- Born: August 16, 1941 Stadtilm, Thuringia, Germany
- Allegiance: GDR
- Branch: NPA NPA Land Forces
- Service years: 1959-1990
- Rank: Major general

= Klaus Wiegand =

German major general (born 1941)

Klaus Wiegand (born 16 August 1941) was a major general in the East German People's Army. Between 1987 and 1990 he was in charge of "Military District III" of the German Democratic Republic, headquartered in Leipzig.

==Life==
Klaus Wiegand was born during the war in Stadtilm, a very small town some 30 km (20 miles) south of Erfurt in the southern part of what was then central Germany. His father worked in a shoe factory. Following his school final exams he started an apprenticeship as a machinist. By this time his home region had become the German Democratic Republic, formally founded in October 1949 from what had previously been the Soviet occupation zone established following May 1945, which had marked Germany's defeat in the war. Wiegand cut short his apprenticeship and on 8 April 1959 joined the young country's recently established army. He joined a tank regiment and received basic training as a gunner before being transferred to the Land Forces Officer Academy where he studied from 1959 till 1961. After this, till 1966, he commanded a unit in the Fourth Tank Regiment. Meanwhile in 1962 he joined East Germany's ruling Socialist Unity Party of Germany (SED / Sozialistische Einheitspartei Deutschlands). Between 1966 and 1971 he served as a Staff Officer for information with the Fourth Motorised Protection Division based in Erfurt. Between 1971 and 1975 he attended the "Michail Wassiljewitsch Frunse" Combined Officers' Military Academy ("Михаил Васильевич Фрунзе" Общевойсковая академия Вооруженных Сил Российской Федерации) in Moscow, emerging with a degree in Military Sciences.

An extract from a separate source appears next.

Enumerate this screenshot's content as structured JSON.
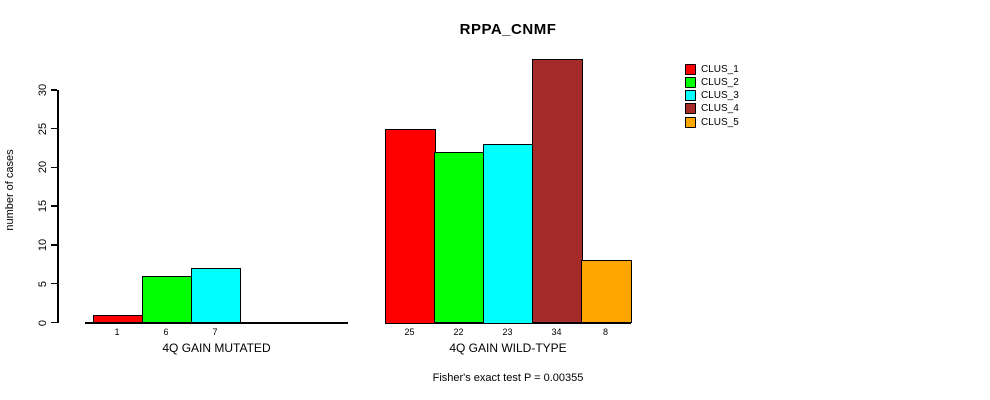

After getting back to East Germany, Wiegand took charge of the Reconnaissance sub-department of his former regiment, before being promoted in 1979 to become head of the operations department, still with the Fourth Motorised Protection Division. There followed a switch in 1979 to a staff position in charge of the Operations Department of "Military District III": the position covered approximately the southernmost third of the German Democratic Republic and was based in Erfurt. Here he worked with Major General Alfred Krause. Between 1980 and 1982 he was back in Moscow, training at the General Staff Academy. On his return he became deputy commander and chief of staff with the Seventh Tank Division, based in Dresden.

From 1 May 1984 till 31 October 1986 he was based in Halle, where he commanded the Eleventh Motorised Protection Division. On 1 March 1986, in the batch of promotions created in celebration of the thirtieth anniversary of the National People's Army, he was promoted to the rank of major general. He served for a year as chief of staff and deputy chief of "Military District III" before himself taking charge of District III in succession to Wolfgang Steger. He served in this position between 1987 and 1990, resigning his post a few days before the enactment of German reunification on 2 October 1990.